There is more to the story. Also, in the “tomb” was a hard back book entitled “The Facts of Sex and Love”. We also would read that. When I shared my secret with my own children a newer copy of the same book was also included in the “stash”. Where did this book come from? Did parents—both mothers and fathers know about what was going on? For generations? —30 years later!

I today called up my former high school principal and asked him if he knew of any parents or if he or any teachers knew about the dugout “tomb”.

Certainly, one of the wisest men I have ever known and a person that helped change the course of my life. He was non-committal in his answer but offered his solution to the question. “My first obligation always was to the kids whose care and education had been entrusted to me. If and when I had found out about the “stash””— he knew the word that we used so that may be a clue to the answer, “I would have consulted the parents and taken their advice as to how I would proceed”. HE WOULD HAVE CONSULTED WITH THE PARENTS! The kids weren’t his they were theirs. He used the words “entrusted, obligated, and honored” when describing his relationships with “his students”. THEY WERE NOT HIS…

This story has an ending. My mother and our principal became good friends over the years. Toward the end of her life, my mother and I would reminisce about times past and during one of these conversations, she related to me that in fact the parents had been made aware of the “continuing self-taught sex education classes” that the baseball team was conducting for themselves. My mother and several other parents wanted to intervene, but before doing so she consulted her mother—my grandmother, a very wise lady who was very much a part of my growing up. It was she that suggested buying the book and placing it in the dugout along with the playboys. The Facts of Sex of Love along with the mystery of the subject were under the control of loving families after all. A wise Quaker lady from Philadelphia is still teaching young boys 50 years after her death in a way that respects their autonomy but recognizes that a guiding hand and wise parents need to be part of the process.

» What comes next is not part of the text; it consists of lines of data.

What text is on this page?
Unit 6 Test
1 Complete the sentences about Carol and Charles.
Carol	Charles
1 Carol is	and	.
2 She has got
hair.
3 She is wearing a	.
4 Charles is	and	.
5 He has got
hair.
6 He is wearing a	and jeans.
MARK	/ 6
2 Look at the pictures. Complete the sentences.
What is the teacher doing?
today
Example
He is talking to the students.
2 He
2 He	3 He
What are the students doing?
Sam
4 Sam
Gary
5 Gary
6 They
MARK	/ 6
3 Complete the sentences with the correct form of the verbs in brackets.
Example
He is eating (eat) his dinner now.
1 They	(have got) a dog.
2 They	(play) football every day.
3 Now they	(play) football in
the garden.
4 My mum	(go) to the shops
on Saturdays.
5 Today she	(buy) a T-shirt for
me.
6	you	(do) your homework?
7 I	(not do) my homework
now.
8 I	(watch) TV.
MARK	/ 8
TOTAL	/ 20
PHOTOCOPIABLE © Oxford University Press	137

God Bless my parents and all the parents in UA and educators like my principal, who gave us room to grow. His last words to me before I hung up were—always the teacher—”Remember John that if you take the joy of discovery out of education it takes away all the fun.”

Our educators and parents should remember his words. We need to give space and time to our children to learn and discover. Young children in grade school don’t have the experience or moral constructs to evaluate ideas surrounding issues of sex and love, much less gender identity or homosexuality. The kids belong to the parents not the teachers. Parents should decide when where and how the great mysteries of life are explored—not schools and teachers or doctors or scientists. Morality is always personal and for believers sacramentally based.